Creating histograms is a fundamental aspect of data visualization, providing insights into the distribution and frequency of data. When comparing multiple datasets, it becomes essential to plot them together for comparative analysis. This tutorial will guide you through plotting two histograms on a single chart using Python’s Matplotlib library, with techniques to ensure both are visible regardless of their count values.
Introduction
Histograms display data distributions by grouping numbers into bins and showing the frequency of each bin as bars. When comparing datasets side-by-side, we often face challenges such as one histogram obscuring another due to overlapping bars. This tutorial will address these issues using Matplotlib’s plotting capabilities, offering solutions for both stacked (overlapping) and adjacent bar representations.
Setting Up Your Environment
Before you begin, ensure you have the necessary libraries installed:
pip install matplotlib numpy
These tools provide the core functionalities needed to generate histograms and manipulate their aesthetics.
Basic Histogram Plotting
Start by plotting two simple histograms with a basic overlap setting. Here’s an example using Gaussian distributions for demonstration:
import random
import numpy as np
from matplotlib import pyplot as plt
# Generate sample data
x = [random.gauss(3, 1) for _ in range(400)]
y = [random.gauss(4, 2) for _ in range(400)]
# Define bin edges
bins = np.linspace(-10, 10, 100)
# Plot histograms with transparency to overlap them
plt.hist(x, bins, alpha=0.5, label='x')
plt.hist(y, bins, alpha=0.5, label='y')
# Add legend and display plot
plt.legend(loc='upper right')
plt.show()
In this code:
alpha
is used to set the transparency of bars allowing both histograms to be visible.- The
label
parameter helps in distinguishing datasets when using a legend.

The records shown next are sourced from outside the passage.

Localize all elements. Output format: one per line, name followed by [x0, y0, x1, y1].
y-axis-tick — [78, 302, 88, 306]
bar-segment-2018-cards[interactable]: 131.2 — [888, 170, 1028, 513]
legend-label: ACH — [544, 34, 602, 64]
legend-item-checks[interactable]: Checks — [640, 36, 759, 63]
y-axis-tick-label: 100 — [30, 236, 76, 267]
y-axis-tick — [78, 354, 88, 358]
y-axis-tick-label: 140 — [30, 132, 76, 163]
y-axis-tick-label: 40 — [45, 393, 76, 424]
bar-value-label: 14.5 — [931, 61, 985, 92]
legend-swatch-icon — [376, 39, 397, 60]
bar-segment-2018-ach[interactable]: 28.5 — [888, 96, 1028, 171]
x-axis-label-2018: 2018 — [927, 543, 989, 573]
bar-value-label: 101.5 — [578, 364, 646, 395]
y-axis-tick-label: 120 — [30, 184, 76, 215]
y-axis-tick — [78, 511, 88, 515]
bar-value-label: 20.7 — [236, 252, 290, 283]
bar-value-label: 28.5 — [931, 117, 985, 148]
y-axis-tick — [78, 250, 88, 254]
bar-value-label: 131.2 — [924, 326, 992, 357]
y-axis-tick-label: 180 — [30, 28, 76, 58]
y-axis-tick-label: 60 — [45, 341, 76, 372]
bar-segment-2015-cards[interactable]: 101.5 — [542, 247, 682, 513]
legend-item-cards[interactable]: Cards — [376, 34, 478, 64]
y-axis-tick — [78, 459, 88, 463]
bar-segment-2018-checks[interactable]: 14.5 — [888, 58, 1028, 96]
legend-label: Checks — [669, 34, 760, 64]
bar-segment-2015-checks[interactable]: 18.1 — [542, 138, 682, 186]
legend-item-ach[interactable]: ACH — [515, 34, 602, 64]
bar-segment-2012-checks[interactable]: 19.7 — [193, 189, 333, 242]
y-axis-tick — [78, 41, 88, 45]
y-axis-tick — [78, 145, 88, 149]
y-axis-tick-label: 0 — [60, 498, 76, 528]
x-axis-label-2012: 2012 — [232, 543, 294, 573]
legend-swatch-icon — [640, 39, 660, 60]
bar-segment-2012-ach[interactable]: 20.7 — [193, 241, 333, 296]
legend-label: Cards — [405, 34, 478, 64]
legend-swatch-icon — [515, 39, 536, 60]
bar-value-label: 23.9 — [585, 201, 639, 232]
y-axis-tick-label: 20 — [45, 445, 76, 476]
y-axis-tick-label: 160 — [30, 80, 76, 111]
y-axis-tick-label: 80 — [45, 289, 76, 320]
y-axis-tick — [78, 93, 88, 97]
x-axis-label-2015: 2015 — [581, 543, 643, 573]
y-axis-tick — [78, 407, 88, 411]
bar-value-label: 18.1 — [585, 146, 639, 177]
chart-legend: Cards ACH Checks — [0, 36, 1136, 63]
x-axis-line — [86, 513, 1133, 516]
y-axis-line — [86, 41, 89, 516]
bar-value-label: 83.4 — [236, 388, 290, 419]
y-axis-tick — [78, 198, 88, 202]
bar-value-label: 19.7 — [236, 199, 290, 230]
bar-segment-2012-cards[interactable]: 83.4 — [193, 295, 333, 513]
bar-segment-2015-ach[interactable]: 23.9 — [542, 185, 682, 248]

Plotting Histograms Side-by-Side
When your objective is to compare distributions without overlap, plot histograms side-by-side. This approach visually distinguishes the frequency of each dataset:
import numpy as np
import matplotlib.pyplot as plt
# Generate random data
x = np.random.normal(1, 2, 5000)
y = np.random.normal(-1, 3, 2000)
# Define bins
bins = np.linspace(-10, 10, 30)
# Plot histograms side-by-side
plt.hist([x, y], bins, label=['x', 'y'], histtype='barstacked')
# Add legend and show plot
plt.legend(loc='upper right')
plt.show()
Here:
histtype='barstacked'
stacks the bars for a clear distinction.- Arrays can be of different lengths without affecting the visualization.
Handling Differing Sample Sizes
When datasets have significantly different sample sizes, normalization ensures fair comparison. This is achieved by adjusting the heights of histogram bars to represent probability densities:
import numpy as np
import matplotlib.pyplot as plt
# Generate data with differing sizes
x = np.random.normal(1, 2, 5000)
y = np.random.normal(-1, 3, 2000)
# Calculate weights for normalization
x_weights = np.ones_like(x) / len(x)
y_weights = np.ones_like(y) / len(y)
# Plot normalized histograms
plt.hist([x, y], bins=30, weights=[x_weights, y_weights], label=['x', 'y'], alpha=0.5, density=True)
# Add legend and display plot
plt.legend(loc='upper right')
plt.show()
In this code:
weights
is used to normalize each dataset.density=True
ensures the area under the histogram sums up to 1.
Advanced Customization
For complex visualizations where different y-axis scales are needed, dual axes can be employed:
import numpy as np
import matplotlib.pyplot as plt
# Generate sample data
y1 = np.random.normal(-2, 2, 1000)
y2 = np.random.normal(2, 2, 5000)
fig, ax1 = plt.subplots()
ax2 = ax1.twinx()
# Plot histograms on separate axes
n1, bins1, _ = ax1.hist(y1, color='b', alpha=0.5)
n2, bins2, _ = ax2.hist(y2, color='g', alpha=0.5)
# Clear original axis to avoid duplicate plots
ax1.cla()
ax2.cla()
# Calculate width and shift bin edges for side-by-side bars
width = (bins1[1] - bins1[0]) * 0.4
shifted_bins2 = bins2 + width
# Re-plot with adjusted positions
ax1.bar(bins1[:-1], n1, width=width, align='edge', color='b')
ax2.bar(shifted_bins2[:-1], n2, width=width, align='edge', color='g')
# Set axis labels and display plot
ax1.set_ylabel("Count (y1)", color='b')
ax2.set_ylabel("Count (y2)", color='g')
plt.tight_layout()
plt.show()
Here:
- Dual axes (
twinx
) allow separate y-scales for comparison. - Bar positions are adjusted using
width
to ensure clear visualization.
Conclusion
This tutorial covered various methods of plotting multiple histograms on a single chart using Matplotlib, including handling transparency, side-by-side bars, and normalized plots. Whether comparing distributions with equal or differing sample sizes, these techniques facilitate clear and effective data visualization.